I wanted to dismiss this, too, chalk it up to fame-envy, the every-writer desire to be Terry-Gross-ed, Oprah-ed, Pulitzer-ed. As if AWP were American Idol. But that was not true, or not wholly so, either. The yearning felt closer to the bone. I went to one panel on how not to alienate your friends and family when writing memoir. (The flippant answer “don’t write” was followed by nuanced answers, and two hundred heads nodded.) Another panel on how to write political memoir without being polemic addressed real hard every day writerly decisions that require grace and courage, not just a grasp of story arc or dialogue or, god forbid, an effective social media platform. I realized, slowly, over four days and with both relief and terror: All those people yearn to tell the story that’s inside them, to tell it real and tell it right and tell it beautifully. And to be heard.
Enter the terror. When I walked through the book fair and saw all those booths for lit journals and small presses, all those stories being told, I had to wonder: Does anyone listen?
I wasn’t sure until I got on the plane to leave. Late on Sunday after a run along the Charles River and some fine sushi and negotiating the subways, I walked the aisle of a super-packed Boston-Seattle nonstop and noticed everyone was reading. Must’ve been conference attendees, I realized, because these were not just mega-sellers, but modest books of poetry, story collections, even essays. Essays! It’s easy to dismiss ours as an esoteric world, academic, insular. Easy to say: Do you only write for writers? (Well, maybe, but only to the extent that ballplayers only play for other ballplayers. I figure the percentage of my readers who are non-writers is higher than Mariners fans who've never touched a glove. But I digress.) The thing is: I adore these books. They say to me things that the mega-sellers don’t or can’t. I love listening to people—musicians, artists, filmmakers, and especially writers—say what they must say as beautifully as they can.

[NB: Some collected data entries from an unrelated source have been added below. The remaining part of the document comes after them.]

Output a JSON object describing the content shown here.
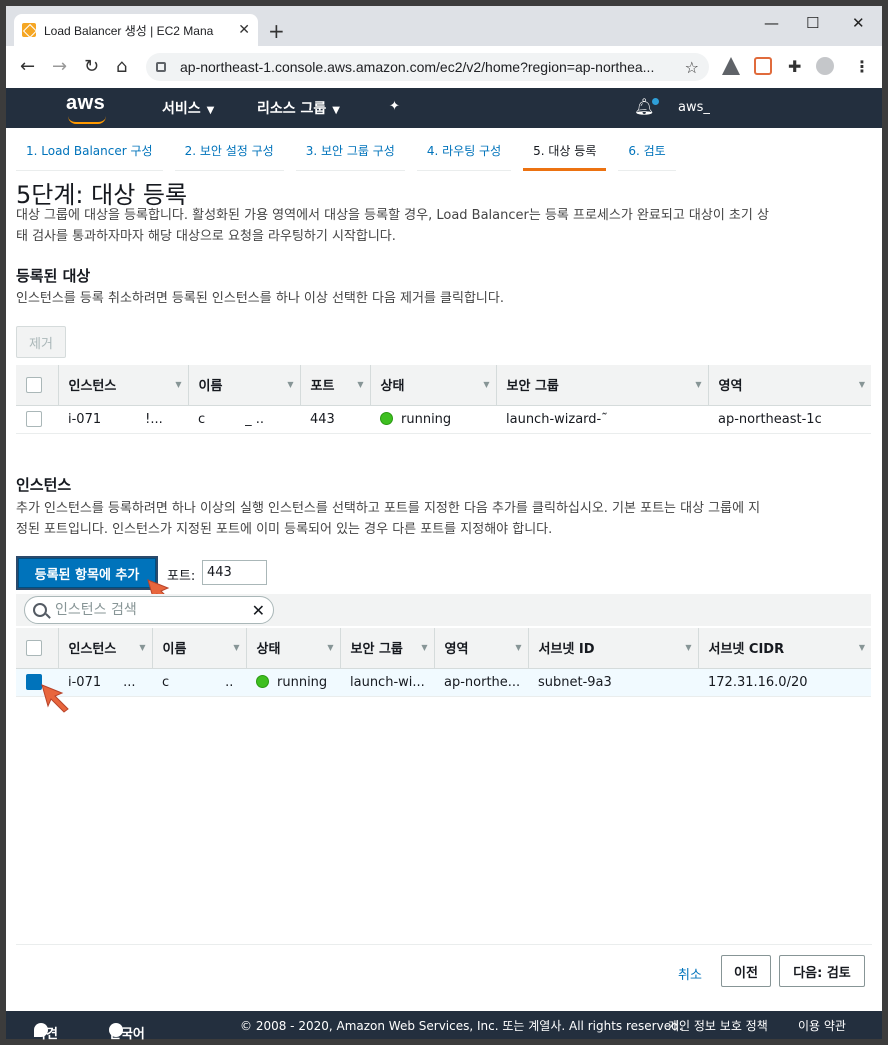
{
  "browser": {
    "tab_title": "Load Balancer 생성 | EC2 Mana",
    "url": "ap-northeast-1.console.aws.amazon.com/ec2/v2/home?region=ap-northea..."
  },
  "awsnav": {
    "logo": "aws",
    "services": "서비스",
    "resource_groups": "리소스 그룹",
    "user": "aws_"
  },
  "steps": [
    {
      "label": "1. Load Balancer 구성"
    },
    {
      "label": "2. 보안 설정 구성"
    },
    {
      "label": "3. 보안 그룹 구성"
    },
    {
      "label": "4. 라우팅 구성"
    },
    {
      "label": "5. 대상 등록"
    },
    {
      "label": "6. 검토"
    }
  ],
  "page": {
    "title": "5단계: 대상 등록",
    "description_line1": "대상 그룹에 대상을 등록합니다. 활성화된 가용 영역에서 대상을 등록할 경우, Load Balancer는 등록 프로세스가 완료되고 대상이 초기 상",
    "description_line2": "태 검사를 통과하자마자 해당 대상으로 요청을 라우팅하기 시작합니다."
  },
  "registered": {
    "heading": "등록된 대상",
    "description": "인스턴스를 등록 취소하려면 등록된 인스턴스를 하나 이상 선택한 다음 제거를 클릭합니다.",
    "remove_label": "제거",
    "columns": [
      "인스턴스",
      "이름",
      "포트",
      "상태",
      "보안 그룹",
      "영역"
    ],
    "row": {
      "instance": "i-071",
      "instance_trail": "!...",
      "name": "c",
      "name_trail": "_ ..",
      "port": "443",
      "status": "running",
      "security_group": "launch-wizard-˜",
      "zone": "ap-northeast-1c"
    }
  },
  "instances": {
    "heading": "인스턴스",
    "description_line1": "추가 인스턴스를 등록하려면 하나 이상의 실행 인스턴스를 선택하고 포트를 지정한 다음 추가를 클릭하십시오. 기본 포트는 대상 그룹에 지",
    "description_line2": "정된 포트입니다. 인스턴스가 지정된 포트에 이미 등록되어 있는 경우 다른 포트를 지정해야 합니다.",
    "add_label": "등록된 항목에 추가",
    "port_label": "포트:",
    "port_value": "443",
    "search_placeholder": "인스턴스 검색",
    "columns": [
      "인스턴스",
      "이름",
      "상태",
      "보안 그룹",
      "영역",
      "서브넷 ID",
      "서브넷 CIDR"
    ],
    "row": {
      "instance": "i-071",
      "instance_trail": "...",
      "name": "c",
      "name_trail": "..",
      "status": "running",
      "security_group": "launch-wi...",
      "zone": "ap-northe...",
      "subnet_id": "subnet-9a3",
      "subnet_cidr": "172.31.16.0/20"
    }
  },
  "actions": {
    "cancel": "취소",
    "previous": "이전",
    "next": "다음: 검토"
  },
  "footer": {
    "feedback": "의견",
    "language": "한국어",
    "copyright": "© 2008 - 2020, Amazon Web Services, Inc. 또는 계열사. All rights reserved.",
    "privacy": "개인 정보 보호 정책",
    "terms": "이용 약관"
  },
  "colors": {
    "accent": "#0073bb",
    "nav_bg": "#232f3e",
    "active_step": "#ec7211",
    "running": "#3ebf20",
    "arrow": "#e8663d"
  }
}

People on that plane did, too.
So … I told myself not to buy more books than I could afford, but there was no point controlling that urge. Among the fine writers whose books I hauled home in the roller bag were:
Harrison Candelaria Fletcher
Barrie Jean Borich
Then there were the inevitable craft books:
Rose Metal Press Field Guide to Flash Nonfiction
Bending Genre: Essays on Creative Nonfiction ed. by Nicole Walker and Margot Singer
Good Prose: The Art of Nonfiction by Tracy Kidder
Finally there was To Show and To Tell by Phillip Lopate.
Lopate hardly counts as a yearning new voice, but I had to buy this book anyway. I went to his signing and told him the introduction to The Art of the Personal Essay changed my life in 1994. He shook my hand and said “I hope for the better.”
Was AWP a good experience? On balance not as good as hiking the Lakeshore Trail today with two good friends and the first wildflowers of spring and, yes, 12 000 ticks. But it was good, and it certainly changed my perspective. For the better.